“Clean technologies” incorporating nanotechnology are drawing more attention from investors, according to a new study from New York-based Lux research.

“The rapid increase in nano-enabled cleantech patents and publications relative to overall “cleantech” numbers indicates that nanotechnology’s impact on cleantech, though small at present, is growing at a fast clip,” said Jaideep Raje, the lead analyst on the project.

“However, the near-term cleantech applications of nanotechnology are likely to come in more mundane forms like catalysts, coatings, and additives – not through big-ticket applications like next-generation photovoltaics,” he added.

Photovoltaics is a reference to solar cells.
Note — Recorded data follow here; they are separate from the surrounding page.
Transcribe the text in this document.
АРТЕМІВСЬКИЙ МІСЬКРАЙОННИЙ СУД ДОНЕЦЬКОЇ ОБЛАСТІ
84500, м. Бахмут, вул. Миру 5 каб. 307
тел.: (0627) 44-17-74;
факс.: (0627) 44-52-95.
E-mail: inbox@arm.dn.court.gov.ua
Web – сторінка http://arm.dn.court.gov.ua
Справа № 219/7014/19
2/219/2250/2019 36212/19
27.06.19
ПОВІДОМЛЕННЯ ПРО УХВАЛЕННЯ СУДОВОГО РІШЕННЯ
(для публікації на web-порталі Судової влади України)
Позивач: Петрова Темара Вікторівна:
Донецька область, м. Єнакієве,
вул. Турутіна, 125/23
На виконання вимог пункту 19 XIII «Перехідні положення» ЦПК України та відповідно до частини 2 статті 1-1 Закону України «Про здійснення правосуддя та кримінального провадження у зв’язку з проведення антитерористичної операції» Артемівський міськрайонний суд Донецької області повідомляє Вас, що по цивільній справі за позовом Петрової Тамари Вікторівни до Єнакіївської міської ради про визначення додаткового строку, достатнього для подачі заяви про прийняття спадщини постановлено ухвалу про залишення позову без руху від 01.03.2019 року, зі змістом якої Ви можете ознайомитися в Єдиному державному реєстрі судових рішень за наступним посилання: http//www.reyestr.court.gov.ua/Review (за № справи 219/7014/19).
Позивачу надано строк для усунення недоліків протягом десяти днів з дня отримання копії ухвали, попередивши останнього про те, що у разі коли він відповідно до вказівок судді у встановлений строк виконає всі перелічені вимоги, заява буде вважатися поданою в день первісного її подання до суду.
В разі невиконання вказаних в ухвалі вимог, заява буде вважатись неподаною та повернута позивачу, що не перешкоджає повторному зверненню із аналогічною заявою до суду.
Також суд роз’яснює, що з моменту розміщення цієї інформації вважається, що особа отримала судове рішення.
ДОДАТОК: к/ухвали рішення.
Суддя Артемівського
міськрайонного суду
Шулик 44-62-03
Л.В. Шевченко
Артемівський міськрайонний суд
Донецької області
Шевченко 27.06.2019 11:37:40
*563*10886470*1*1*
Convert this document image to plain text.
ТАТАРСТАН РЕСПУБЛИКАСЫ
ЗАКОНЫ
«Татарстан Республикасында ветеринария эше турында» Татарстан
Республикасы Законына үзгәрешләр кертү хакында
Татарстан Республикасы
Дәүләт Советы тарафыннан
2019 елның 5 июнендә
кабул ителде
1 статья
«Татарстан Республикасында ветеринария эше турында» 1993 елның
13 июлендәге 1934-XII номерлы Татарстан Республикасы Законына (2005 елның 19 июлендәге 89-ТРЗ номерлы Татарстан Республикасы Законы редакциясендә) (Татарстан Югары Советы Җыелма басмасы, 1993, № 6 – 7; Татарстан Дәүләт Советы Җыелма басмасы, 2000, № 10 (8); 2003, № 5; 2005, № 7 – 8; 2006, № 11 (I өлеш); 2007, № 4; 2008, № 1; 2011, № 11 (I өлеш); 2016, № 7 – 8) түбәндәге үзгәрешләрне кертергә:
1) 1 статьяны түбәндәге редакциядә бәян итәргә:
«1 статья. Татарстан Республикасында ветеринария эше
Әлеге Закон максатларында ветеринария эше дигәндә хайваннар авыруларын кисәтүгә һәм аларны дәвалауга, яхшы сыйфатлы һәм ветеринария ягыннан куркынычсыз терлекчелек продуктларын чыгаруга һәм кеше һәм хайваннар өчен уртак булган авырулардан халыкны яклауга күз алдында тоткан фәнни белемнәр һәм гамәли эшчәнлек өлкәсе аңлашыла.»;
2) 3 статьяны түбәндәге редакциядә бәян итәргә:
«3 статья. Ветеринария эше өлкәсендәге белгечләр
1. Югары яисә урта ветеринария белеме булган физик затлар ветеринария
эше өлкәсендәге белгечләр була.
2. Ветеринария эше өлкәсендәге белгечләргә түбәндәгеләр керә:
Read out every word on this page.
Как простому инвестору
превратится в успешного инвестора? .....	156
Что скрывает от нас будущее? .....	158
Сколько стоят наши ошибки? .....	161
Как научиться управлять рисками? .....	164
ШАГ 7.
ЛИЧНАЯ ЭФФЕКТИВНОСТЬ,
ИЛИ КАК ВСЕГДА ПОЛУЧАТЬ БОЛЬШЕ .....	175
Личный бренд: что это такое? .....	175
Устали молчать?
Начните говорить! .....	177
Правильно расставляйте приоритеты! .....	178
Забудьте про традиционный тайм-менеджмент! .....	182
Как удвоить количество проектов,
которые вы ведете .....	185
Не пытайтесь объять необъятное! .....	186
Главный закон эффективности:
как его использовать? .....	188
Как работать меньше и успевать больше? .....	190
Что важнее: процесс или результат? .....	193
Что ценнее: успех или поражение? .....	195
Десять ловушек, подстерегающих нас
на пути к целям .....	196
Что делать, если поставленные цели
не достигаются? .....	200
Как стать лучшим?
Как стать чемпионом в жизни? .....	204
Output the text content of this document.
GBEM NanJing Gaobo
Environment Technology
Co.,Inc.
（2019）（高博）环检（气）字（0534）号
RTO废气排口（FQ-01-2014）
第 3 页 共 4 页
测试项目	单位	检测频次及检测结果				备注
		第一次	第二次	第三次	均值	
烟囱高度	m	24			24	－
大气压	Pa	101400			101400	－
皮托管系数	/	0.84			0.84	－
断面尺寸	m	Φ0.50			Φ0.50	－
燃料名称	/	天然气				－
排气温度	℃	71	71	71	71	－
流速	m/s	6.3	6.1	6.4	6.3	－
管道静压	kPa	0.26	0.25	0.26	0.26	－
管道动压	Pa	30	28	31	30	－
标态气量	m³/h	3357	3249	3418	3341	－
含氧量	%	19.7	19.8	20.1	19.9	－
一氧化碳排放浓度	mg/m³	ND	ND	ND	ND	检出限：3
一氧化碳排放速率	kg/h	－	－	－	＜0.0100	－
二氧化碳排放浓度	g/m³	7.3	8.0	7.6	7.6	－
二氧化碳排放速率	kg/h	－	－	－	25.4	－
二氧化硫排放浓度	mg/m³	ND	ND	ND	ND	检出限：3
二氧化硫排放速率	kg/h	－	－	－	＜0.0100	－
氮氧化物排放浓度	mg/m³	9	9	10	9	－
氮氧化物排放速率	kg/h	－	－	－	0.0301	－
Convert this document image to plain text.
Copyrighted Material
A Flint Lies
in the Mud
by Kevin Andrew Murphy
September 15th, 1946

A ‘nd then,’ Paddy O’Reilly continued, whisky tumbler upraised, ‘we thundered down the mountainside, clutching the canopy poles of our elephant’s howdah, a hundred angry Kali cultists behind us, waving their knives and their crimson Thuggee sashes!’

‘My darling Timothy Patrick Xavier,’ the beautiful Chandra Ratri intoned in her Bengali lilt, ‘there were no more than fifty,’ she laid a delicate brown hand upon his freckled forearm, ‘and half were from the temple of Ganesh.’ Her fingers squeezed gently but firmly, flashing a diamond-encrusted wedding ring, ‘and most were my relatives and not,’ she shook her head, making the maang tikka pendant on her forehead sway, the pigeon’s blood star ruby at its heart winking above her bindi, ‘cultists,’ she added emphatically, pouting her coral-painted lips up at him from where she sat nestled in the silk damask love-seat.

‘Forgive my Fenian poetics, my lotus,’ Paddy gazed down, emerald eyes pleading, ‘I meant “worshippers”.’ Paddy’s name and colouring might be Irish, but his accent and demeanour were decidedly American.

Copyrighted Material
Lux research utilized data on patents, publications, government investment, venture capital investments, mergers and acquisitions and initial public offerings as well as interviews in compiling the report.

Some key findings:

• Global government investment increased 16 percent to $1.1 billion in 2006 compared to 2005

• However, nano-enabled cleantech only made up 5 percent of cleantech funding

• 983 nano-enabled cleantech patents were issued in 2006, continuing a 30-percent annual growth rate dating back to 2002

• Venture investments in nano-cleantech jumped 91 percent to $292 million compared to 2005

• Nano-cleantech made up 15 percent of the venture investments in cleantech

• Some 19 percent of 1,500 startups focused on cleantech are developing nanotechnology

• Of that 19 percent, 80 percent are focused on energy.

The report also said concerns about environmental health and safety could “prove a roadblock” for some ventures.